Genetic and environmental influence on language impairment in 4-year-old same-sex and opposite-sex twins


Essi Viding, Social Genetic and Developmental Psychiatry Centre, Box Number P080, Institute of Psychiatry, De Crespigny Park, London SE5 8AF, UK; Email:


Background:  We investigated the aetiology of language impairment in 579 four-year-old twins with low language performance and their co-twins, members of 160 MZ twin pairs, 131 same-sex DZ pairs and 102 opposite-sex DZ pairs.

Methods:  Language impairment in 4-year-olds was defined by scores below the 15th percentile on a general factor derived from an extensive language test battery. Language impairment of different degrees of severity was investigated by using multiple cut-offs below the 15th percentile.

Results:  DeFries–Fulker extremes analysis indicated that language impairment as measured by the general language scale is under strong genetic influence. In addition, group differences heritability showed an increasing trend (from 38% to 76%) as a function of severity of language impairment. Although more boys are impaired than girls, incorporating opposite-sex DZ pairs into the analysis found neither quantitative nor qualitative differences between boys and girls in genetic and environmental aetiologies.

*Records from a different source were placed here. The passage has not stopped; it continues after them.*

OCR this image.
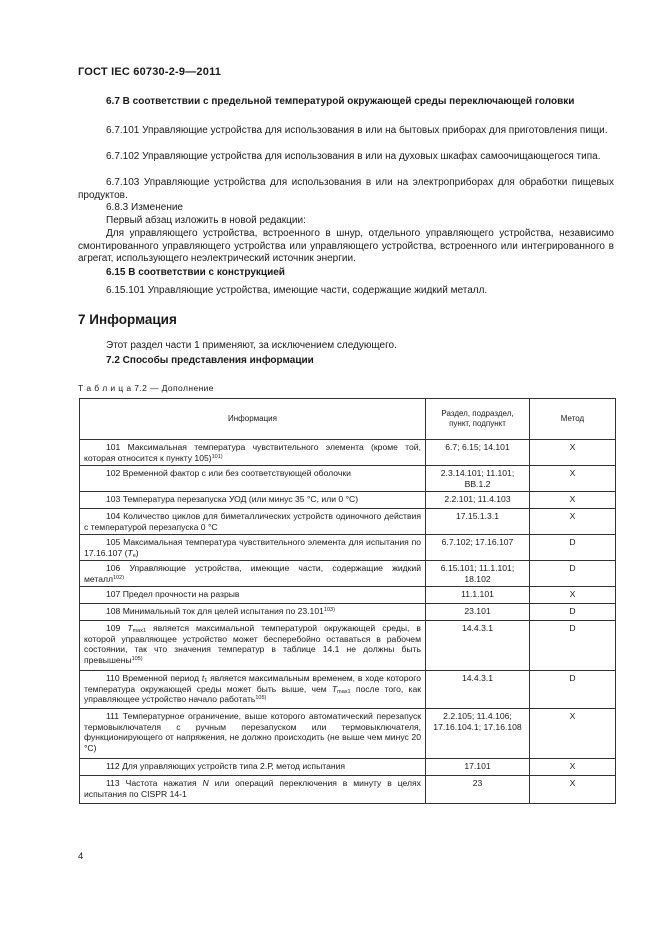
ГОСТ IEC 60730-2-9—2011

6.7 В соответствии с предельной температурой окружающей среды переключающей головки

6.7.101 Управляющие устройства для использования в или на бытовых приборах для приготовления пищи.

6.7.102 Управляющие устройства для использования в или на духовых шкафах самоочищающегося типа.

6.7.103 Управляющие устройства для использования в или на электроприборах для обработки пищевых продуктов.

6.8.3 Изменение

Первый абзац изложить в новой редакции:

Для управляющего устройства, встроенного в шнур, отдельного управляющего устройства, независимо смонтированного управляющего устройства или управляющего устройства, встроенного или интегрированного в агрегат, использующего неэлектрический источник энергии.

6.15 В соответствии с конструкцией

6.15.101 Управляющие устройства, имеющие части, содержащие жидкий металл.

7 Информация

Этот раздел части 1 применяют, за исключением следующего.

7.2 Способы представления информации

Т а б л и ц а 7.2 — Дополнение
Информация	Раздел, подраздел, пункт, подпункт	Метод
101 Максимальная температура чувствительного элемента (кроме той, которая относится к пункту 105)$^{101)}$	6.7; 6.15; 14.101	X
102 Временной фактор с или без соответствующей оболочки	2.3.14.101; 11.101; ВВ.1.2	X
103 Температура перезапуска УОД (или минус 35 °С, или 0 °С)	2.2.101; 11.4.103	X
104 Количество циклов для биметаллических устройств одиночного действия с температурой перезапуска 0 °С	17.15.1.3.1	X
105 Максимальная температура чувствительного элемента для испытания по 17.16.107 $(T_e)$	6.7.102; 17.16.107	D
106 Управляющие устройства, имеющие части, содержащие жидкий металл$^{102)}$	6.15.101; 11.1.101; 18.102	D
107 Предел прочности на разрыв	11.1.101	X
108 Минимальный ток для целей испытания по 23.101$^{103)}$	23.101	D
109 $T_{max1}$ является максимальной температурой окружающей среды, в которой управляющее устройство может бесперебойно оставаться в рабочем состоянии, так что значения температур в таблице 14.1 не должны быть превышены$^{105)}$	14.4.3.1	D
110 Временной период $t_1$ является максимальным временем, в ходе которого температура окружающей среды может быть выше, чем $T_{max1}$ после того, как управляющее устройство начало работать$^{105)}$	14.4.3.1	D
111 Температурное ограничение, выше которого автоматический перезапуск термовыключателя с ручным перезапуском или термовыключателя, функционирующего от напряжения, не должно происходить (не выше чем минус 20 °С)	2.2.105; 11.4.106; 17.16.104.1; 17.16.108	X
112 Для управляющих устройств типа 2.Р, метод испытания	17.101	X
113 Частота нажатия N или операций переключения в минуту в целях испытания по CISPR 14-1	23	X
4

Conclusions:  Language impairment at four years is heritable. This finding replicates previous research on language impairment and extends it by showing that language impairment is heritable in twins selected from a representative community sample. Despite the mean difference between boys and girls, genetic and environmental influences are quantitatively and qualitatively similar for language impairment for boys and girls. For both boys and girls, heritability appears to be greater for more severe language impairment, indicating stronger influence of genes at the lower end of language ability.